マナスルの初登頂では、24年9月5日に麓にあるサマ村(標高3520メートル)に到着し、同13日にベースキャンプ(4800メートル)を出発。体を高度に順応させるために、途中まで登っては戻るという動きを繰り返し、25日午前9時10分に頂上に立った。
佐々木さんは「登頂した瞬間は『なんて大きな山なんだ。下りるのは大変だ』と思ったぐらいで意外と冷静だった。サマ村に戻ってから『あの山頂まで行ったんだ』と初めて実感がわいた」と明かす。
会場には登頂時のウェアや装備を展示。2階に上がる階段の壁面には、登頂途中に設けたキャンプ地点と標高を記したルートや写真のパネルを並べ、佐々木さんの足跡を追体験できるよう工夫した。
「マナスル登頂は一部の冒険家のものだ、というイメージがあるが、それほど非現実的なものではない」という佐々木さん。同時期に登山申請した人が300人近くいたことや、嵐の来る前に登ろうとして山頂手前で登山者が渋滞したエピソードもパネルで紹介する。

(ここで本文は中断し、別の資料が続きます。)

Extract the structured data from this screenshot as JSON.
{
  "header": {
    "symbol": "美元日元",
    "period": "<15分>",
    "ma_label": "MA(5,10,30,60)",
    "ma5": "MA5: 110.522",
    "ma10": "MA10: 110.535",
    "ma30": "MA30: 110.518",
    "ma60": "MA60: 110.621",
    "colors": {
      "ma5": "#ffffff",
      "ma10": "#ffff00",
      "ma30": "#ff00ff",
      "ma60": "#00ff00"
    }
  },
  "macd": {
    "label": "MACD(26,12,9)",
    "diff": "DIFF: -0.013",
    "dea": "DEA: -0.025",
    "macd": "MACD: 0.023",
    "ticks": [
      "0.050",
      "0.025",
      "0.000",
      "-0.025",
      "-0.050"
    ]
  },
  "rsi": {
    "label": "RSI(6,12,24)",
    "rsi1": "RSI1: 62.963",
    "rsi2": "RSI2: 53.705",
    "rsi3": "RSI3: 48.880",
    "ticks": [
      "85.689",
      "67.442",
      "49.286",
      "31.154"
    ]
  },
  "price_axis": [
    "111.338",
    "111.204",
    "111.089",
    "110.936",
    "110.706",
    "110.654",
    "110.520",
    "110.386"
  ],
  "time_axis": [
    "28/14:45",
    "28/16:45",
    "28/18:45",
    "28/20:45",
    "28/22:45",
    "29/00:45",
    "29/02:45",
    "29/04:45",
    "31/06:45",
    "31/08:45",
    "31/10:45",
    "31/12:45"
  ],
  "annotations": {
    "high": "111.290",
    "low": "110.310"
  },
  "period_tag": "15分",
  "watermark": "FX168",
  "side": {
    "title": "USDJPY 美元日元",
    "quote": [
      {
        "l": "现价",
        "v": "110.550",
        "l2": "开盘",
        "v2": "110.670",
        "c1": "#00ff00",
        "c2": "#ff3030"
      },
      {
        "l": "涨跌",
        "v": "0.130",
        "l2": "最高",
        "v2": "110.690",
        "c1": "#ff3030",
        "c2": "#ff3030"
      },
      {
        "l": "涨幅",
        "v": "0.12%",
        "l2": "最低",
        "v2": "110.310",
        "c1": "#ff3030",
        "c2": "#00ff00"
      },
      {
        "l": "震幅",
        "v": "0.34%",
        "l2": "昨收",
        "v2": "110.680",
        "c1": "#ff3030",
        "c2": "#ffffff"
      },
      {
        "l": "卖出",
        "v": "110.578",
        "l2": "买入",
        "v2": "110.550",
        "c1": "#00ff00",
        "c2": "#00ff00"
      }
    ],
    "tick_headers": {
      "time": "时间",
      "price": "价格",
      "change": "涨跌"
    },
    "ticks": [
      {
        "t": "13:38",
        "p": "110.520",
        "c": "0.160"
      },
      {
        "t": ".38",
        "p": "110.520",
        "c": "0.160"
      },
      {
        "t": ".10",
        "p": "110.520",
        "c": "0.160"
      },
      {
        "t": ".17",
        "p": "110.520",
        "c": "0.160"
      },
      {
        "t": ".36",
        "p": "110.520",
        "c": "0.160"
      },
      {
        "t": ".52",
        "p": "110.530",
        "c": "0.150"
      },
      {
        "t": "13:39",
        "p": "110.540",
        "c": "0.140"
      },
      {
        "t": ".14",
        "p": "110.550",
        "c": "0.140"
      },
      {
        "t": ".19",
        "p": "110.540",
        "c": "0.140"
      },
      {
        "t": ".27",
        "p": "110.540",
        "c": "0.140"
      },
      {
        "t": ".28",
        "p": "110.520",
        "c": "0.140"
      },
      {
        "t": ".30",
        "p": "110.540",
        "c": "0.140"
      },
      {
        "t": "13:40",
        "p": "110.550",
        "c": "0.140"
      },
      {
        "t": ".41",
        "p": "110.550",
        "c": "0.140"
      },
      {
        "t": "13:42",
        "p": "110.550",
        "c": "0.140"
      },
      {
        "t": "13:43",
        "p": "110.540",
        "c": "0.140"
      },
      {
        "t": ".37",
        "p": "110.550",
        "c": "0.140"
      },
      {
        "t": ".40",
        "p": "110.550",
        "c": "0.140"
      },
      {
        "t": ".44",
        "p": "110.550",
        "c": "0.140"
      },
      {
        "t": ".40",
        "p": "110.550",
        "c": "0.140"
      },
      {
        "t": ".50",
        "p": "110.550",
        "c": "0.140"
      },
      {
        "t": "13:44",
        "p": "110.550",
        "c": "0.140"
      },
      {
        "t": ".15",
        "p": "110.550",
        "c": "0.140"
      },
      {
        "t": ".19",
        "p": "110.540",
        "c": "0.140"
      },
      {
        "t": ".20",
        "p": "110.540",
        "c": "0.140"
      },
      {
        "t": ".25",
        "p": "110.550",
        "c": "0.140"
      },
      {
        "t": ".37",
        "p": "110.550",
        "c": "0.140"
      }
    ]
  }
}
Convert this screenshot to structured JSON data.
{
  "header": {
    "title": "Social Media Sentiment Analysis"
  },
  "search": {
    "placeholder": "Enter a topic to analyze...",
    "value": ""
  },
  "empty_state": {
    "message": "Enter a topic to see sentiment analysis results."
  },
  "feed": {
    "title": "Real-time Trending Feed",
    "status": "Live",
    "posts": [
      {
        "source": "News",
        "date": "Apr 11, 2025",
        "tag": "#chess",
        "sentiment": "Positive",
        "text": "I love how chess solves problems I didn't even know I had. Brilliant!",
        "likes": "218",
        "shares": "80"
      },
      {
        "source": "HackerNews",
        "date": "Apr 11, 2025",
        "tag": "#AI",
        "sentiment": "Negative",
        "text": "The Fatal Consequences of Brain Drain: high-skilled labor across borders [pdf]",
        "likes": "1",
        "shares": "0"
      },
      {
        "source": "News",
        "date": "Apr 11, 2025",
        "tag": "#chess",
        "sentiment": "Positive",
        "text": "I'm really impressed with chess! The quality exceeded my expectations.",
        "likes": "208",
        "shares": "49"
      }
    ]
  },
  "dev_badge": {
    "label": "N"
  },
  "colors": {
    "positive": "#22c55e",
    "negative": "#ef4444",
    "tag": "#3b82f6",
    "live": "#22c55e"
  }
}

一方、西堀栄三郎に関する展示は、1956年に日本隊がマナスルの世界初登頂を果たした際、ネパール国王と直接交渉し登山許可を得た功績などを説明する。
佐々木さんも下山後は、同国の外務大臣や大統領補佐官らと両国の交流について意見交換したという。「新たな扉をこじ開けた西堀さんの行動力をリスペクトしている。私はネパールにやりたいことをやりに行っただけだが、登頂後は日本と同国をつなぐ活動をしたいという気持ちになった」と話す。
会期は10月26日までで、午前10時~午後6時。月、火曜と9月17、24日、10月15日は休館。高校生以上300円、小中学生150円。問い合わせは探検の殿堂(0749・45・0011)。